Gov. Gavin Newsom set a Nov. 4 special election Thursday to redraw California’s districting lines mid-decade, an effort to combat President Donald Trump and Gov. Greg Abbott’s initiatives in Texas. His aim is to gain five U.S. House seats in 2026 to counterbalance the proposed redistricting gains in the Lone Star State.
“We can’t stand back and watch this democracy disappear district by district all across this country,” the governor said during a Los Angeles press conference, standing alongside Democratic Sens. Adam Schiff and Alex Padilla, among others.
Newsom additionally called on other blue states to consider special motions to redistrict their own constituencies and gain more Democratic House seats, citing similar GOP efforts proposed in Missouri, Indiana, Florida and Ohio.
“We need to stand up — not just California, other blue states need to stand up. We need to be firm,” he said, later adding: “This is a break-the-glass moment for our democracy, for our nation. This is about action, and that’s what we’re doing here in California.”
The special election will first require two-thirds legislative approval, expected to go through next week. Newsom emphasized that putting the redistricting proposal up to a state-wide vote is “precisely the opposite” of the approach in Texas, where the directive is coming directly from the White House to “legislatively try to jam them through against the consent of the people.”
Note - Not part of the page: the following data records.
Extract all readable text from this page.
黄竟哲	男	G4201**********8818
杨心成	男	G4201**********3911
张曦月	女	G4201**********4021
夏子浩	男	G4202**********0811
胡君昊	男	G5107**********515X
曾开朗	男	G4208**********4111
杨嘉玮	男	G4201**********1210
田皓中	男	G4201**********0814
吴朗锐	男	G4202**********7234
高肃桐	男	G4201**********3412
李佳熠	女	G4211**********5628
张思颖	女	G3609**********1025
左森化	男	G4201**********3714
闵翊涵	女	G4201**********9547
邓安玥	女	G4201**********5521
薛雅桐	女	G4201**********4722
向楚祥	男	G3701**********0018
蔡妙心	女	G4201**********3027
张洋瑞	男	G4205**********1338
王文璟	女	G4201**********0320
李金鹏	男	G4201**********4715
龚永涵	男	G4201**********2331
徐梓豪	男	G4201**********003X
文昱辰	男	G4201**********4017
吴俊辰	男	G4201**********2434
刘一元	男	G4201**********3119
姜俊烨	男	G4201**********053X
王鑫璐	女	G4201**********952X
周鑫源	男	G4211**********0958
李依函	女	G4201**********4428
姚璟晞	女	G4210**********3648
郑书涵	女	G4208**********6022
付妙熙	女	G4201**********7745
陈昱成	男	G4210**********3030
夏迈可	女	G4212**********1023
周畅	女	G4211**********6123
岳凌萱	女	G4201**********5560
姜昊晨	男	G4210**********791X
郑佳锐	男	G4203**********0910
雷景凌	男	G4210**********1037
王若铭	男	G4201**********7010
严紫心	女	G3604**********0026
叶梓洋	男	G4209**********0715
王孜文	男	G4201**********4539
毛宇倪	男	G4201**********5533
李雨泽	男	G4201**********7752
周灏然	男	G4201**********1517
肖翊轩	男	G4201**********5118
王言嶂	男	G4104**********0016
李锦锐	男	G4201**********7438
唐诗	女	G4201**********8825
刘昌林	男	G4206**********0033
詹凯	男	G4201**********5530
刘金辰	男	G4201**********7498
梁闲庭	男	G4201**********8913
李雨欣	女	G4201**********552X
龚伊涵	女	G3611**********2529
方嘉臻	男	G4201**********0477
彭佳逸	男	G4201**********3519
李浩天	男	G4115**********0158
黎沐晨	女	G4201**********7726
“We’re asking the voters for their consent to do midterm redistricting in 2026, 2028 and 2030 for the congressional maps to respond to what’s happening in Texas, to respond what Trump is trying to excite,” Newsom said. “And [we] will do so in a way that also affirms our desire as a state to level the playing field all across the United States. We believe in a national independent redistricting framework, and we believe that’s the right goal and the right thing to pursue.”
Trump knows he'll lose so he's rigging the system. pic.twitter.com/quQR9b0ycA
— Gavin Newsom (@GavinNewsom) August 14, 2025
Coinciding with the press conference Thursday, Newsom’s office launched an official social media campaign in promotion of the Nov. 4 vote, encouraging Californians to vote “YES.”
“Trump’s election rigging comes to an end now,” Newsom’s pinned post on X read. “California won’t stand by and watch Trump burn it all down.”
Trump’s election rigging comes to an end now. California won’t stand by and watch Trump burn it all down — we are calling a special election to redraw our Congressional maps and defend fair representation.
— Gavin Newsom (@GavinNewsom) August 14, 2025
This is a five alarm fire for Democracy. Vote YES November 4. pic.twitter.com/7MQz6LjaG6
Responding on behalf of California Republicans to the redistricting special election on Thursday, the state’s Republican Party Chairwoman Corrin Rankin dismissed the partisan effort as “Gavin the Gaslighter overturning the will of the voters and telling you it’s for your own good.”
“Gov. Newsom says this is about giving power to the people, but the people already have that power,” Rankin said in a statement obtained by TheWrap. “They used it to create and expand California’s independent Citizens Redistricting Commission, taking politicians out of the process so no one could rig the maps for their own gain. Now, Newsom wants to take that power back, rush through secret maps, and spend hundreds of millions so he and his friends can choose their voters instead of voters choosing their representatives. He calls it transparent and temporary but it is really a calculated power grab that dismantles the very safeguards voters put in place.”